Olá criaturas, eu sou Willian Vulto, novo redator do MRPG, e esse post é o primeiro de uma série onde vou repensar as classes de D&D. Todo mundo conhece bem as classes, mas vou tentar trazer um olhar diferenciado para esses arquétipos. Nesse primeiro texto, falarei sobre o Ladino.

Sobre os Ladinos

Sempre passam desapercebidos pelos lugares…

É muito comum que a classe dos Ladinos seja interpretada como um grupo de simples ladrões. Alguns mestres até anunciam assim. Porém essa é uma visão limitada de uma das classes mais interessantes dos mundos de fantasia. Mas afinal, se não um Ladrão, o que é um ladino?

Para começar o meu pensamento, primeiro temos que pensar o que o nome significa.
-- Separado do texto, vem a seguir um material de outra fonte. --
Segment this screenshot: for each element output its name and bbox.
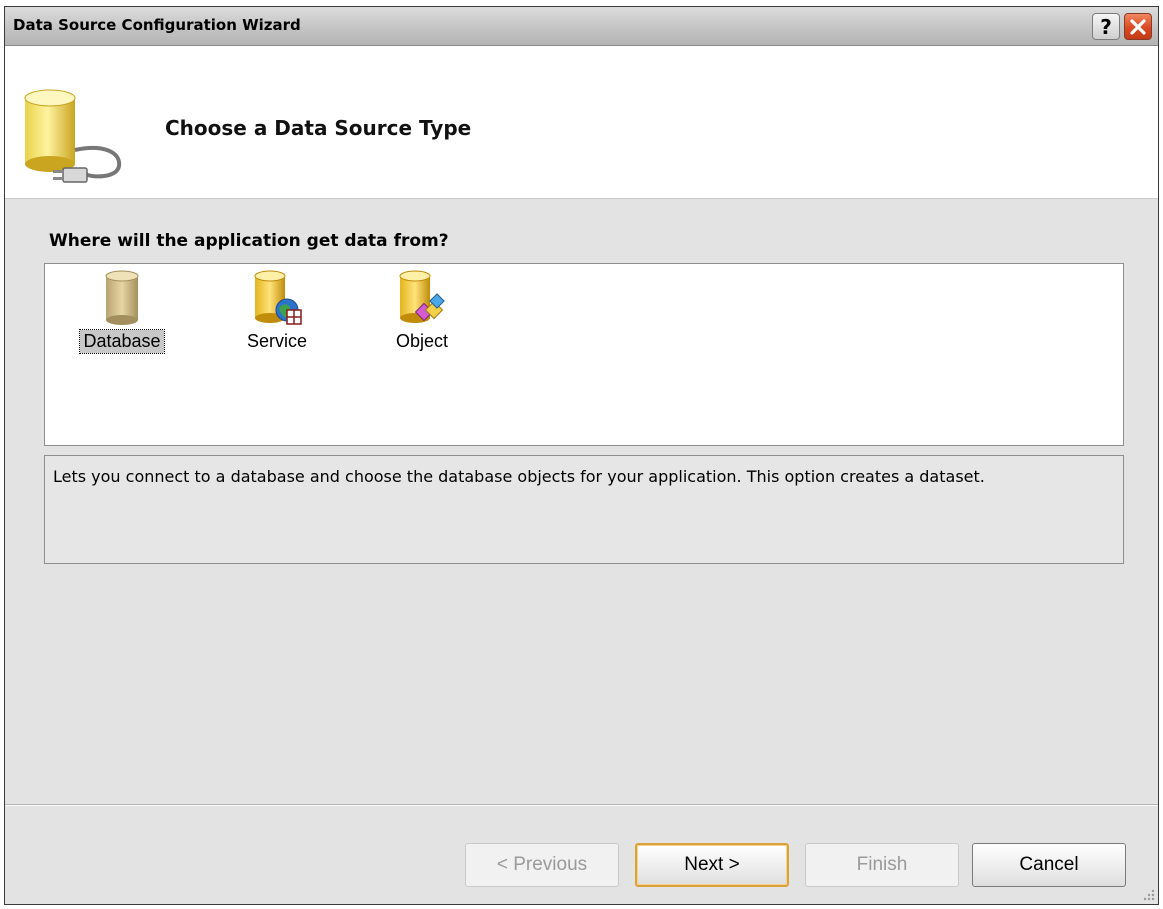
list-item-label: Database (79, 329, 165, 354)
source-type-list[interactable]: Database Service Object (44, 263, 1124, 446)
service-icon (254, 270, 302, 325)
next-button-label: Next > (684, 854, 740, 875)
wizard-header: Choose a Data Source Type (5, 46, 1158, 199)
database-plug-icon (24, 89, 122, 183)
help-button[interactable]: ? (1092, 13, 1120, 40)
page-title: Choose a Data Source Type (165, 116, 472, 140)
resize-grip-icon[interactable] (1142, 888, 1156, 902)
cancel-button-label: Cancel (1019, 854, 1079, 875)
close-button[interactable] (1124, 13, 1152, 40)
close-icon (1130, 18, 1146, 35)
help-icon: ? (1100, 14, 1112, 39)
object-icon (399, 270, 445, 323)
footer-separator (5, 804, 1158, 806)
title-bar[interactable]: Data Source Configuration Wizard ? (5, 7, 1158, 46)
previous-button[interactable]: < Previous (465, 843, 619, 887)
window-title: Data Source Configuration Wizard (13, 16, 301, 34)
description-text: Lets you connect to a database and choos… (53, 467, 985, 486)
wizard-window: Data Source Configuration Wizard ? Choos… (4, 6, 1159, 905)
finish-button-label: Finish (856, 854, 908, 875)
list-item-object[interactable]: Object (367, 268, 477, 353)
next-button[interactable]: Next > (635, 843, 789, 887)
finish-button[interactable]: Finish (805, 843, 959, 887)
description-panel: Lets you connect to a database and choos… (44, 455, 1124, 564)
list-item-service[interactable]: Service (222, 268, 332, 353)
database-icon (105, 270, 139, 325)
previous-button-label: < Previous (496, 854, 588, 875)
source-question-label: Where will the application get data from… (49, 231, 449, 251)
list-item-database[interactable]: Database (67, 268, 177, 354)
cancel-button[interactable]: Cancel (972, 843, 1126, 887)
list-item-label: Object (395, 331, 449, 351)
list-item-label: Service (246, 331, 308, 351)
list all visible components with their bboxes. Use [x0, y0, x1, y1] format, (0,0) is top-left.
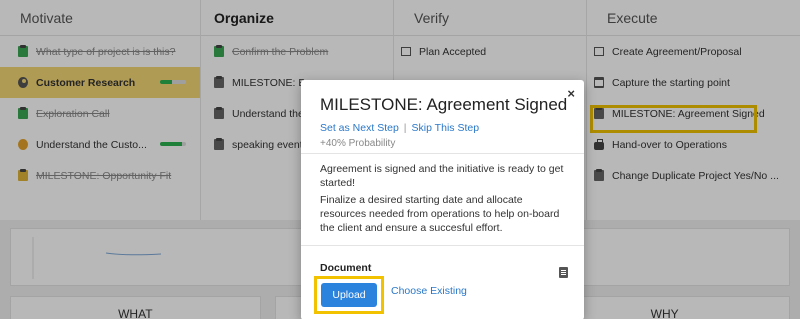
- modal-description: Agreement is signed and the initiative i…: [320, 163, 564, 189]
- set-next-step-link[interactable]: Set as Next Step: [320, 122, 399, 134]
- upload-button[interactable]: Upload: [321, 283, 377, 307]
- step-detail-modal: × MILESTONE: Agreement Signed Set as Nex…: [301, 80, 584, 319]
- document-label: Document: [320, 262, 372, 274]
- close-icon[interactable]: ×: [567, 86, 575, 101]
- divider: [301, 245, 584, 246]
- link-separator: |: [403, 122, 407, 134]
- modal-instructions: Finalize a desired starting date and all…: [320, 194, 560, 234]
- probability-text: +40% Probability: [320, 138, 396, 149]
- step-actions: Set as Next Step | Skip This Step: [320, 122, 479, 134]
- divider: [301, 153, 584, 154]
- document-icon[interactable]: [559, 267, 568, 278]
- modal-title: MILESTONE: Agreement Signed: [320, 95, 568, 114]
- upload-highlight-frame: Upload: [314, 276, 384, 314]
- skip-step-link[interactable]: Skip This Step: [412, 122, 480, 134]
- choose-existing-link[interactable]: Choose Existing: [391, 285, 467, 297]
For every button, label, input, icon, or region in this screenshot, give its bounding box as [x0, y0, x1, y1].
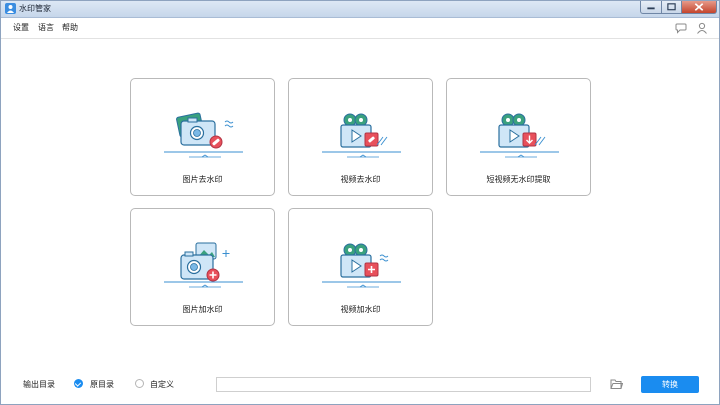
radio-original-directory-label[interactable]: 原目录	[90, 380, 114, 390]
title-bar: 水印管家	[1, 1, 719, 18]
card-video-remove-watermark[interactable]: 视频去水印	[288, 78, 433, 196]
app-logo-icon	[5, 3, 16, 14]
card-image-remove-watermark[interactable]: 图片去水印	[130, 78, 275, 196]
card-label: 图片去水印	[182, 175, 223, 184]
menu-help[interactable]: 帮助	[62, 23, 78, 33]
card-image-add-watermark[interactable]: 图片加水印	[130, 208, 275, 326]
minimize-icon	[647, 7, 655, 10]
menu-language[interactable]: 语言	[38, 23, 54, 33]
menu-bar: 设置 语言 帮助	[1, 18, 719, 39]
maximize-button[interactable]	[661, 1, 682, 14]
output-path-input[interactable]	[216, 377, 591, 392]
maximize-icon	[667, 3, 676, 11]
app-window: 水印管家 设置 语言 帮助 图片去水印 视频去水印 短视频无水印提取 图片加水印…	[0, 0, 720, 405]
close-icon	[694, 3, 704, 11]
card-label: 视频去水印	[340, 175, 381, 184]
footer-bar: 输出目录 原目录 自定义 转换	[1, 365, 719, 404]
card-short-video-extract[interactable]: 短视频无水印提取	[446, 78, 591, 196]
radio-custom-directory-label[interactable]: 自定义	[150, 380, 174, 390]
chat-icon[interactable]	[675, 22, 687, 34]
minimize-button[interactable]	[640, 1, 662, 14]
card-label: 视频加水印	[340, 305, 381, 314]
card-label: 短视频无水印提取	[486, 175, 551, 184]
radio-original-directory[interactable]	[74, 379, 83, 388]
user-icon[interactable]	[696, 22, 708, 34]
radio-custom-directory[interactable]	[135, 379, 144, 388]
card-video-add-watermark[interactable]: 视频加水印	[288, 208, 433, 326]
convert-button[interactable]: 转换	[641, 376, 699, 393]
photo-add-watermark-icon	[164, 242, 243, 288]
short-video-extract-icon	[480, 113, 559, 158]
card-label: 图片加水印	[182, 305, 223, 314]
window-title: 水印管家	[19, 4, 51, 13]
video-add-watermark-icon	[322, 243, 401, 288]
menu-settings[interactable]: 设置	[13, 23, 29, 33]
output-directory-label: 输出目录	[23, 380, 55, 389]
close-button[interactable]	[681, 1, 717, 14]
photo-remove-watermark-icon	[164, 112, 243, 158]
folder-icon[interactable]	[610, 378, 623, 390]
video-remove-watermark-icon	[322, 113, 401, 158]
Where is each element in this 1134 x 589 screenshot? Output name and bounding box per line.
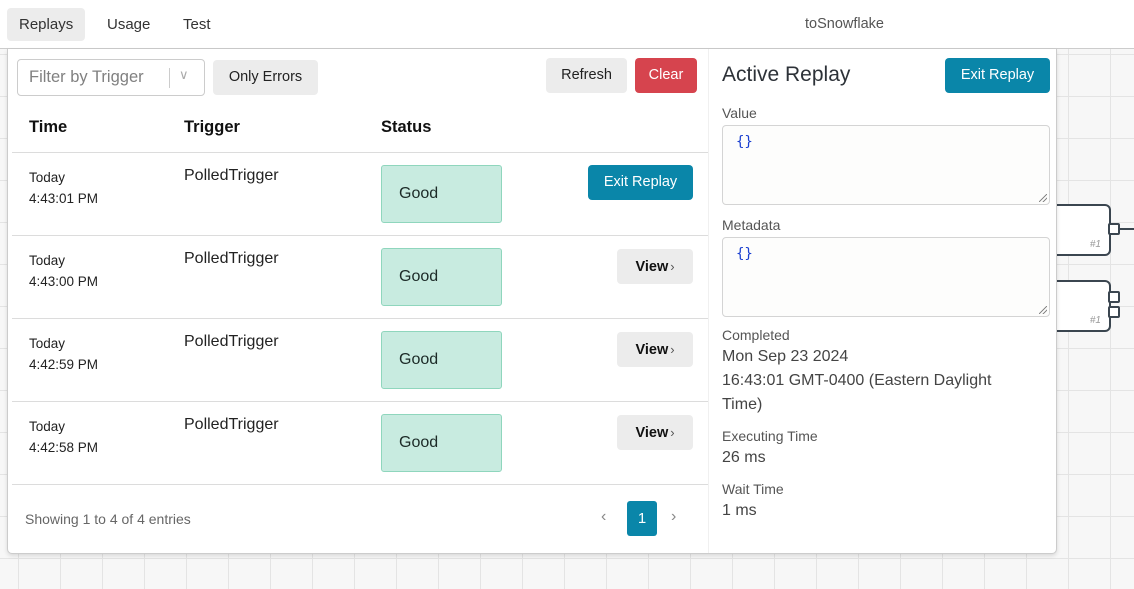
status-badge: Good	[381, 165, 502, 223]
trigger-cell: PolledTrigger	[184, 250, 279, 267]
resize-handle-icon[interactable]	[1039, 194, 1047, 202]
output-port[interactable]	[1108, 223, 1120, 235]
chevron-right-icon: ›	[670, 259, 675, 274]
previous-page-icon[interactable]: ‹	[601, 508, 606, 526]
tab-test[interactable]: Test	[171, 8, 223, 41]
time-text: 4:43:00 PM	[29, 274, 99, 289]
tab-usage[interactable]: Usage	[95, 8, 162, 41]
exit-replay-button[interactable]: Exit Replay	[945, 58, 1050, 93]
output-port[interactable]	[1108, 291, 1120, 303]
replays-list: Filter by Trigger ∨ Only Errors Refresh …	[8, 49, 708, 553]
completed-label: Completed	[722, 327, 790, 343]
day-text: Today	[29, 253, 66, 268]
chevron-right-icon: ›	[670, 425, 675, 440]
view-button[interactable]: View ›	[617, 249, 693, 284]
view-label: View	[635, 259, 669, 275]
value-content: {}	[736, 134, 753, 150]
time-cell: Today 4:42:59 PM	[29, 333, 98, 375]
view-label: View	[635, 425, 669, 441]
node-number: #1	[1089, 239, 1101, 250]
time-text: 4:42:59 PM	[29, 357, 99, 372]
table-row: Today 4:43:00 PM PolledTrigger Good View…	[8, 236, 708, 319]
active-replay-panel: Active Replay Exit Replay Value {} Metad…	[708, 49, 1058, 553]
status-badge: Good	[381, 331, 502, 389]
value-editor[interactable]: {}	[722, 125, 1050, 205]
time-cell: Today 4:43:00 PM	[29, 250, 98, 292]
column-header-status: Status	[381, 118, 432, 136]
metadata-editor[interactable]: {}	[722, 237, 1050, 317]
completed-value: Mon Sep 23 2024 16:43:01 GMT-0400 (Easte…	[722, 345, 991, 417]
completed-date: Mon Sep 23 2024	[722, 348, 849, 365]
table-row: Today 4:43:01 PM PolledTrigger Good Exit…	[8, 153, 708, 236]
next-page-icon[interactable]: ›	[671, 508, 676, 526]
metadata-content: {}	[736, 246, 753, 262]
executing-time-value: 26 ms	[722, 449, 766, 466]
column-header-time: Time	[29, 118, 68, 136]
tab-replays[interactable]: Replays	[7, 8, 86, 41]
completed-time: 16:43:01 GMT-0400 (Eastern Daylight	[722, 372, 992, 389]
status-badge: Good	[381, 414, 502, 472]
metadata-label: Metadata	[722, 217, 781, 233]
time-text: 4:42:58 PM	[29, 440, 99, 455]
select-separator	[169, 68, 170, 88]
wait-time-value: 1 ms	[722, 502, 757, 519]
flow-title: toSnowflake	[805, 16, 884, 32]
day-text: Today	[29, 336, 66, 351]
output-port[interactable]	[1108, 306, 1120, 318]
value-label: Value	[722, 105, 757, 121]
connection-wire	[1120, 228, 1134, 230]
refresh-button[interactable]: Refresh	[546, 58, 627, 93]
chevron-right-icon: ›	[670, 342, 675, 357]
clear-button[interactable]: Clear	[635, 58, 697, 93]
node-number: #1	[1089, 315, 1101, 326]
time-text: 4:43:01 PM	[29, 191, 99, 206]
replays-panel: Filter by Trigger ∨ Only Errors Refresh …	[7, 49, 1057, 554]
completed-time-cont: Time)	[722, 396, 763, 413]
divider	[12, 484, 708, 485]
day-text: Today	[29, 170, 66, 185]
trigger-cell: PolledTrigger	[184, 333, 279, 350]
column-header-trigger: Trigger	[184, 118, 240, 136]
trigger-cell: PolledTrigger	[184, 167, 279, 184]
table-row: Today 4:42:58 PM PolledTrigger Good View…	[8, 402, 708, 485]
exit-replay-row-button[interactable]: Exit Replay	[588, 165, 693, 200]
resize-handle-icon[interactable]	[1039, 306, 1047, 314]
top-bar: Replays Usage Test toSnowflake	[0, 0, 1134, 49]
day-text: Today	[29, 419, 66, 434]
view-button[interactable]: View ›	[617, 415, 693, 450]
wait-time-label: Wait Time	[722, 481, 784, 497]
table-row: Today 4:42:59 PM PolledTrigger Good View…	[8, 319, 708, 402]
filter-placeholder: Filter by Trigger	[29, 68, 144, 86]
executing-time-label: Executing Time	[722, 428, 818, 444]
active-replay-title: Active Replay	[722, 63, 851, 86]
chevron-down-icon[interactable]: ∨	[179, 67, 189, 83]
status-badge: Good	[381, 248, 502, 306]
trigger-cell: PolledTrigger	[184, 416, 279, 433]
view-button[interactable]: View ›	[617, 332, 693, 367]
time-cell: Today 4:42:58 PM	[29, 416, 98, 458]
page-1-button[interactable]: 1	[627, 501, 657, 536]
view-label: View	[635, 342, 669, 358]
entries-summary: Showing 1 to 4 of 4 entries	[25, 511, 191, 527]
time-cell: Today 4:43:01 PM	[29, 167, 98, 209]
trigger-filter-select[interactable]: Filter by Trigger ∨	[17, 59, 205, 96]
only-errors-button[interactable]: Only Errors	[213, 60, 318, 95]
O nome original da classe é Rogue, que tem um monte de significados, mas tem uma origem que remete ao termo “vagrant beggar”, que refere-se a um pobre andarilho, um mendigo ou, de forma mais geral, a um indivíduo sem amarras à terra.

Se levarmos em conta que boa parte dos cenários de fantasia usam como base a Europa Medieval feudalista, um homem desligado da terra, também é desligado da servidão aos senhores feudais E daí que surge essa ideia de que o “homem livre” que transita entre as terras é, na verdade, um vagabundo perigoso e, eventualmente, um ladrão.

No Brasil, o nome da classe foi traduzido como ladino, um termo que significa esperto, astuto, inteligente e, muitas vezes, malandro. É assim que eu interpreto o cerne do que vem a ser essa classe: uma classe de sujeitos espertos que se viram apesar de não serem atléticos e fortes, como guerreiros e bárbaros, e nem possuírem o dom da magia, como magos e clérigos.

Um tipo de sujeito que precisa ser esperto para sobreviver, mesmo que isso seja criminoso as vezes, mas nem sempre.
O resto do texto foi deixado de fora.